Mais le lendemain, le couperet est tombé. Lors d’une conférence de presse tenue à Strasbourg le jeudi 19 juin 2025, l’Autorité de sûreté nucléaire et de radioprotection (ASNR) a opposé une fin de non-recevoir catégorique à toute velléité de remise en marche. « Il n’existe pas de procédure pour remettre en service une installation définitivement arrêtée, de sorte que le projet serait considéré comme une nouvelle installation à part entière », a tranché un représentant de l’ASNR, cité dans France 3 Régions, le 19 juin 2025. Pour relancer Fessenheim, il faudrait… reconstruire Fessenheim.
Fessenheim : une centrale nucléaire techniquement condamnée
Au-delà du volet réglementaire, les obstacles purement techniques sont tout aussi rédhibitoires. Car la centrale de Fessenheim, en cours de démantèlement depuis 2020, a subi des transformations irréversibles. L’ASNR l’a confirmé sans détour, dans des propos partagés par France 3 Régions : « Plusieurs opérations irréversibles ont été réalisées, pour lesquelles il n’existe pas à ce jour de solution technique pour revenir en arrière. C’est notamment le cas de la décontamination des circuits ».
À cela s’ajoute le démontage de composants stratégiques en cœur de cuve et des prélèvements de matériaux réalisés pour la caractérisation radiochimique. Fessenheim n’est plus une centrale nucléaire. C’est un chantier de recyclage partiel à ciel ouvert, amputé de ses organes vitaux.
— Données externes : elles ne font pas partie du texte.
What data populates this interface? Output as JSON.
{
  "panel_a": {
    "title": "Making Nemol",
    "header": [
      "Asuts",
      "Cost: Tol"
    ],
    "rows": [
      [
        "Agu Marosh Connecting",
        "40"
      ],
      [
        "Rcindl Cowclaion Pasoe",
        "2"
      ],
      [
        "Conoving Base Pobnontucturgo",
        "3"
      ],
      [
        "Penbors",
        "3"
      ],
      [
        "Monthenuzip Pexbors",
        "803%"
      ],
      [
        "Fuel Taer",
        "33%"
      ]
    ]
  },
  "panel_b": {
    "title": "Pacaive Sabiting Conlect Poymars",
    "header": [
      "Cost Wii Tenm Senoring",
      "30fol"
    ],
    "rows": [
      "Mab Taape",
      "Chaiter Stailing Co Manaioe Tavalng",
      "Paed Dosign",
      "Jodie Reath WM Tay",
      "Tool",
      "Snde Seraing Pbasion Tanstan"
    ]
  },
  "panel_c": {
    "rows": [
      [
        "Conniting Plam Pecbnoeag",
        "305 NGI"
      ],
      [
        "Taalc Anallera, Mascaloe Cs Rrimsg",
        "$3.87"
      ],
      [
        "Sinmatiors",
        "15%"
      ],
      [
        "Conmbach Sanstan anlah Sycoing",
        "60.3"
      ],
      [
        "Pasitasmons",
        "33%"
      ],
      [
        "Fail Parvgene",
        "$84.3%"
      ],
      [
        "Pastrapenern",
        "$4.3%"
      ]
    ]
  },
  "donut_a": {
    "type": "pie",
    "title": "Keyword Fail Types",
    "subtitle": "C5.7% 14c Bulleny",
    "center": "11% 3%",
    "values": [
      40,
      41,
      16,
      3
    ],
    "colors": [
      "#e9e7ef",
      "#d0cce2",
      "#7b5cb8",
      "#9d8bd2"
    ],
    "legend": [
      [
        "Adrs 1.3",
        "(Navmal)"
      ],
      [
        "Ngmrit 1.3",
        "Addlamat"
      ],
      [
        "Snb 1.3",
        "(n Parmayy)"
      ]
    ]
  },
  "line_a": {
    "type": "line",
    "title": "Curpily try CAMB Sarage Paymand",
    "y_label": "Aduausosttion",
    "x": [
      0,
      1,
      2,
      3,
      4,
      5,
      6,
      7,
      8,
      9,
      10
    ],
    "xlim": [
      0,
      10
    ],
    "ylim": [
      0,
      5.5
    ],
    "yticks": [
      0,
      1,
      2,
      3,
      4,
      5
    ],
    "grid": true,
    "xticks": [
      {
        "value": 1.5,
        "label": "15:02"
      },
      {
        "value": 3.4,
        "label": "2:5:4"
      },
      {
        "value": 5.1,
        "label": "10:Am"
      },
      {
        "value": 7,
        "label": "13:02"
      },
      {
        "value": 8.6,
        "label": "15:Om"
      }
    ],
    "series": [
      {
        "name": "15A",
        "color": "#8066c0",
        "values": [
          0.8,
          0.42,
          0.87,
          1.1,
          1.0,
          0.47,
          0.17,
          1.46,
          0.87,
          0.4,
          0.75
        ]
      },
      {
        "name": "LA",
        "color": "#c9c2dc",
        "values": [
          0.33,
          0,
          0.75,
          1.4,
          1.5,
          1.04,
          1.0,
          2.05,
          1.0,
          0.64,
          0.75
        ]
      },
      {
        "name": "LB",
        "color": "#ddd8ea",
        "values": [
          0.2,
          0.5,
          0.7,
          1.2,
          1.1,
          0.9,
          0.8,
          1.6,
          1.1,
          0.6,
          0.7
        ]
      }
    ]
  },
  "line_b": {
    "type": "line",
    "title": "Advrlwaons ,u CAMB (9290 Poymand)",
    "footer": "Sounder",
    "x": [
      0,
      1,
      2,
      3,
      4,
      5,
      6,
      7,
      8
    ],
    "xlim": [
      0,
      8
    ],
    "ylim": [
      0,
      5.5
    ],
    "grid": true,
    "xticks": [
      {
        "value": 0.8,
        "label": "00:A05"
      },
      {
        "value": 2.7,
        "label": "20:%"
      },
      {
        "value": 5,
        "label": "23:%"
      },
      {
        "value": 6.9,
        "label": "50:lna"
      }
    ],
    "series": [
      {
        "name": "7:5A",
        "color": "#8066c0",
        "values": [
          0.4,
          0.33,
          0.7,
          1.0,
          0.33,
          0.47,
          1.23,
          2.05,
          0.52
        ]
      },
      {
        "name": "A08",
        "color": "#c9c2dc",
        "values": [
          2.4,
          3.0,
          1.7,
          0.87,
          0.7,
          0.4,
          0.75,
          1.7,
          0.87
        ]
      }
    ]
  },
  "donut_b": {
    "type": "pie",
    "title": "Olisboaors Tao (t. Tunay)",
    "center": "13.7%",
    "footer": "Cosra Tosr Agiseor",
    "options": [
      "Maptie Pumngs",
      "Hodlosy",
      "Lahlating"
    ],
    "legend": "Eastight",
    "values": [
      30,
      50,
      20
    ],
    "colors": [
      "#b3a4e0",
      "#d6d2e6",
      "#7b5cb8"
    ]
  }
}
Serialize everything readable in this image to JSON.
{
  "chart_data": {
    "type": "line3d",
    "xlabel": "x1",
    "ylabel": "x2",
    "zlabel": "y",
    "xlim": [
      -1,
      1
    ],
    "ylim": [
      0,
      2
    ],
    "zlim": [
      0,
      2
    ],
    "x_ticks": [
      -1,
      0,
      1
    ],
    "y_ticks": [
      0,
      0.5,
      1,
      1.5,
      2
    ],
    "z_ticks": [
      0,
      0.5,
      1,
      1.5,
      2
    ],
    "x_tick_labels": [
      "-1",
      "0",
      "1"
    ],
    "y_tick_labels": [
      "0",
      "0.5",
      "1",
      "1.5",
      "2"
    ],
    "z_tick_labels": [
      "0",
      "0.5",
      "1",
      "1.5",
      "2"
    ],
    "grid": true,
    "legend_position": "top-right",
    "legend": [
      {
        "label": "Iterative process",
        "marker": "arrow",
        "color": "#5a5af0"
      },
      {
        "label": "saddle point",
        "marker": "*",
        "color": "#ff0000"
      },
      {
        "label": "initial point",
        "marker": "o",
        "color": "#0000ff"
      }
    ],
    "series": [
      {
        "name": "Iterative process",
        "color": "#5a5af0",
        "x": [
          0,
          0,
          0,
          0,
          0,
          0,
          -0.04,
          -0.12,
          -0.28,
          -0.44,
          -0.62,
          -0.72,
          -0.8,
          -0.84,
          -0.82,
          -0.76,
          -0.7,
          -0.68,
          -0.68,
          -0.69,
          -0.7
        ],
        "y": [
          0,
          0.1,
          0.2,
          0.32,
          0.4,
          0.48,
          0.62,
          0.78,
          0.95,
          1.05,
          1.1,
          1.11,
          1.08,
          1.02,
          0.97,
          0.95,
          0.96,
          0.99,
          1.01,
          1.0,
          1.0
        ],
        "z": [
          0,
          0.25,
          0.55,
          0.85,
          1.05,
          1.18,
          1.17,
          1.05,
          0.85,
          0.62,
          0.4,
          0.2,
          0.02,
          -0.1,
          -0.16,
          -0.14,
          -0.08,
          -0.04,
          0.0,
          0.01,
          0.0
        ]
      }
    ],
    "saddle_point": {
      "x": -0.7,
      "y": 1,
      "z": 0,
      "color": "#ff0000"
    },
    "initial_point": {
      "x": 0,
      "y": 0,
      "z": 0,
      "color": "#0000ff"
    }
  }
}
Le fantasme économique d’un redémarrage ruiné par EDF et l’ASNR
Et l’argument économique, longtemps mis en avant par ses partisans, n’a pas résisté à la rigueur des faits. EDF, maître d’œuvre du site, n’a jamais envisagé une remise en service. « Il n’est pas du tout avéré que le projet serait opportun. D’ailleurs EDF ne l’a jamais envisagé », note l’ASNR dans sa déclaration à France 3 Régions. Pas un euro n’a été budgété, pas un projet formel lancé. L’avenir du site s’écrit désormais autour d’un « technocentre », initiative industrielle portée par EDF.
Ce projet, qui pourrait coûter 450 millions d’euros, prévoit la refonte de métaux faiblement radioactifs issus d’autres sites nucléaires en lingots de fonte ou d’acier, dans une logique d’économie circulaire. La proximité avec le cœur de la centrale désaffectée ne relève pas du hasard, l’infrastructure existante est réutilisée, mais à des fins totalement étrangères à la production d’électricité. En plus d’écarter tout redémarrage, l’ASNR a rappelé la nécessité de penser le nucléaire sur des échelles temporelles longues, de 10 à 15 ans minimum.